Rock the Alphabet
What does the alphabet have to do with rocks? Collect 26 rocks and paint each one with a letter of the alphabet for your very own alphabet rock collection. This activity offers an educational double whammy—as he paints each letter on a rock, he'll practice letter formation and work his fine motor skills, and once they're done and dry he'll practice learning the letters and their sounds as you turn the rocks into a letter learning game. And any excuse to get outside and enjoy a little active, energetic playtime with your child is thumbs up in our book!
What You Need:
- 26 rocks
- Paint brushes (small and medium)
- Water and a container for washing rocks
What You Do:
- Start by going on a rock hunt. While you supervise, invite your child to search the yard, neighborhood, local park, nearby creek or stream for rocks of a manageable size that she can easily lift and move around.
- Wash any dirt particles clinging to the rocks by soaking them in water and rinsing them.
- Let the rocks dry in the sun.
- Now to painting! Help him paint one letter of the alphabet on each rock so he has one rock for each letter by the time he's done. Encourage him to use bright colors and to use a different color for each rock to make a vibrant collection. If he is unsure of how to paint any of the letters, have him practice on a scrap sheet of paper before painting on the rocks.

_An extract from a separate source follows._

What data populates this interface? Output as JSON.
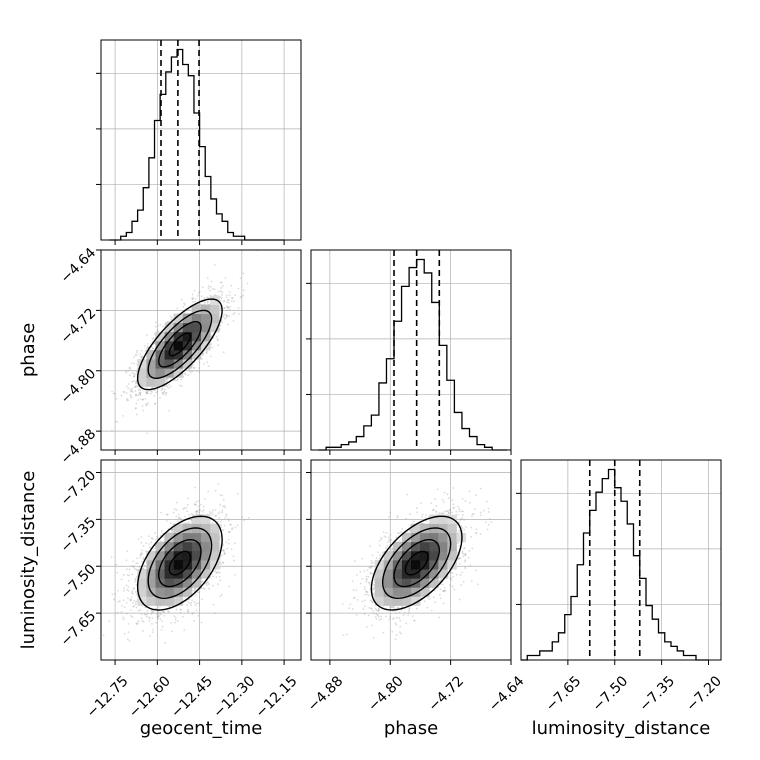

- As he paints each letter, say its name and the sound(s) it makes together. Can he think of a word that starts with that letter?
- Once all the rocks are painted, place them outside in the sun to dry.
- When the rocks are dry, use them to “label” objects in and around the house. For example, take an apple from the fruit basket and set the “A” rock beside it to show him that “A” is for “apple.” Repeat for the other letters; once he gets the hang of the activity, encourage him to find objects on his own.
Use your cool new collection again and again until your young learner knows the alphabet and letter sounds backwards and forwards. Mix up the rocks and then challenge her to put them back in order, or work with the rocks to spell simple sight words. Rock out!